Siena, Atalanta, Inter e Novara hanno tutte qualcosa in comune: saranno le ultime squadre affrontate da Nesta con la maglia del Milan. Il difensore rossonero ha deciso di fare il romano in America e a 36 anni dirà addio al calcio italiano, destinazione New York. Nei Red Bulls troverà altri due ex assi del calcio europeo come Thierry Henry e Rafa Marquez, ovvero gli unici due top player del club newyorkese ad avere uno stipendio che sfora il salary cap imposto a tutti gli altri giocatori in rosa. Il terzo 'ricco' sarà proprio Nesta.
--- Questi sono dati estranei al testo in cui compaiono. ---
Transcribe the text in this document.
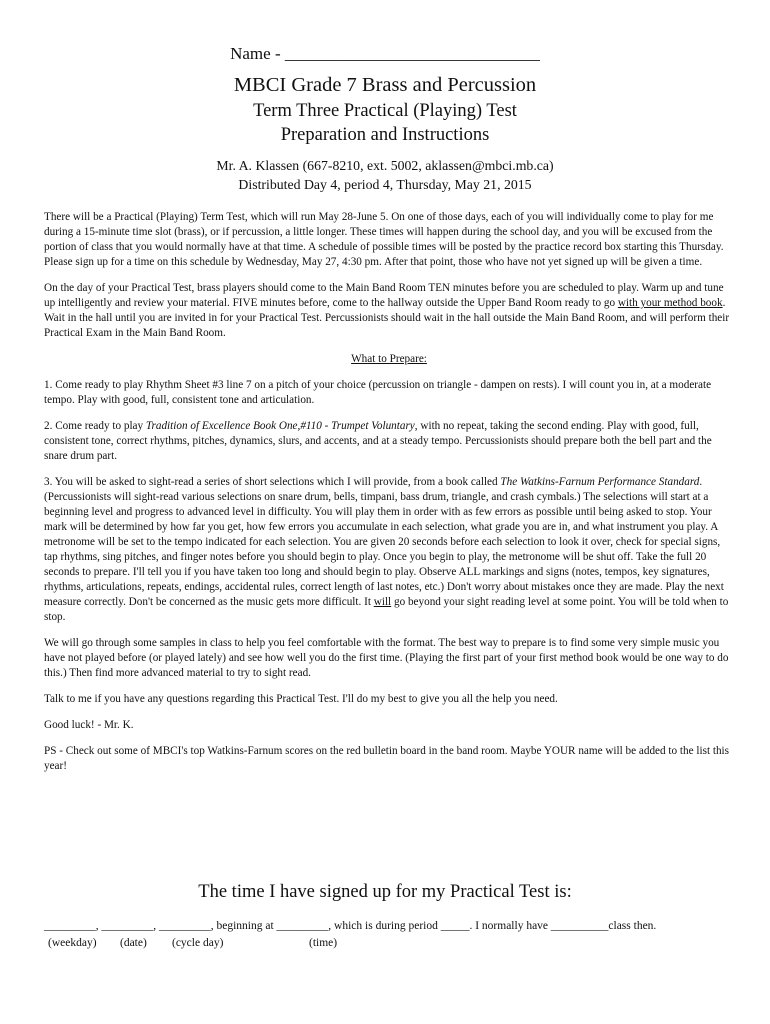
Name - ______________________________
MBCI Grade 7 Brass and Percussion
Term Three Practical (Playing) Test
Preparation and Instructions
Mr. A. Klassen (667-8210, ext. 5002, aklassen@mbci.mb.ca)
Distributed Day 4, period 4, Thursday, May 21, 2015

There will be a Practical (Playing) Term Test, which will run May 28-June 5. On one of those days, each of you will individually come to play for me during a 15-minute time slot (brass), or if percussion, a little longer. These times will happen during the school day, and you will be excused from the portion of class that you would normally have at that time. A schedule of possible times will be posted by the practice record box starting this Thursday. Please sign up for a time on this schedule by Wednesday, May 27, 4:30 pm. After that point, those who have not yet signed up will be given a time.

On the day of your Practical Test, brass players should come to the Main Band Room TEN minutes before you are scheduled to play. Warm up and tune up intelligently and review your material. FIVE minutes before, come to the hallway outside the Upper Band Room ready to go with your method book. Wait in the hall until you are invited in for your Practical Test. Percussionists should wait in the hall outside the Main Band Room, and will perform their Practical Exam in the Main Band Room.

What to Prepare:

1. Come ready to play Rhythm Sheet #3 line 7 on a pitch of your choice (percussion on triangle - dampen on rests). I will count you in, at a moderate tempo. Play with good, full, consistent tone and articulation.

2. Come ready to play Tradition of Excellence Book One,#110 - Trumpet Voluntary, with no repeat, taking the second ending. Play with good, full, consistent tone, correct rhythms, pitches, dynamics, slurs, and accents, and at a steady tempo. Percussionists should prepare both the bell part and the snare drum part.

3. You will be asked to sight-read a series of short selections which I will provide, from a book called The Watkins-Farnum Performance Standard. (Percussionists will sight-read various selections on snare drum, bells, timpani, bass drum, triangle, and crash cymbals.) The selections will start at a beginning level and progress to advanced level in difficulty. You will play them in order with as few errors as possible until being asked to stop. Your mark will be determined by how far you get, how few errors you accumulate in each selection, what grade you are in, and what instrument you play. A metronome will be set to the tempo indicated for each selection. You are given 20 seconds before each selection to look it over, check for special signs, tap rhythms, sing pitches, and finger notes before you should begin to play. Once you begin to play, the metronome will be shut off. Take the full 20 seconds to prepare. I'll tell you if you have taken too long and should begin to play. Observe ALL markings and signs (notes, tempos, key signatures, rhythms, articulations, repeats, endings, accidental rules, correct length of last notes, etc.) Don't worry about mistakes once they are made. Play the next measure correctly. Don't be concerned as the music gets more difficult. It will go beyond your sight reading level at some point. You will be told when to stop.

We will go through some samples in class to help you feel comfortable with the format. The best way to prepare is to find some very simple music you have not played before (or played lately) and see how well you do the first time. (Playing the first part of your first method book would be one way to do this.) Then find more advanced material to try to sight read.

Talk to me if you have any questions regarding this Practical Test. I'll do my best to give you all the help you need.

Good luck! - Mr. K.

PS - Check out some of MBCI's top Watkins-Farnum scores on the red bulletin board in the band room. Maybe YOUR name will be added to the list this year!

The time I have signed up for my Practical Test is:
_________, _________, _________, beginning at _________, which is during period _____. I normally have __________class then.
(weekday) (date) (cycle day)	(time)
Ma l'aspetto economico non è l'unico ad aver convinto il campione del mondo 2006 a fare le valigie verso la Grande Mela. A 36 annni, gli acciacchi fisici e un calcio italiano sempre più fisico e veloce hanno quasi imposto al giocatore l'approdo in un campionato che è migliorato tecnicamente negli ultimi anni, ma che non è al livello di quelli europei. Un ritiro nei tempi giusti, così come fece in Nazionale: un paio di partite dopo il Mondiale tedesco finito per lui anzitempo, Nesta disse basta.

L'accordo non è stato ancora messo nero su bianco, ma si farà. La settimana prossima i dirigenti dei Red Bulls saranno a Milano per accordarsi con il giocatore. Nesta raggiugerà così stelle del calibro di Beckham e dello stesso Henry, oltre ai connazionali Corradi e Ferrari, che giocano nel Montreal.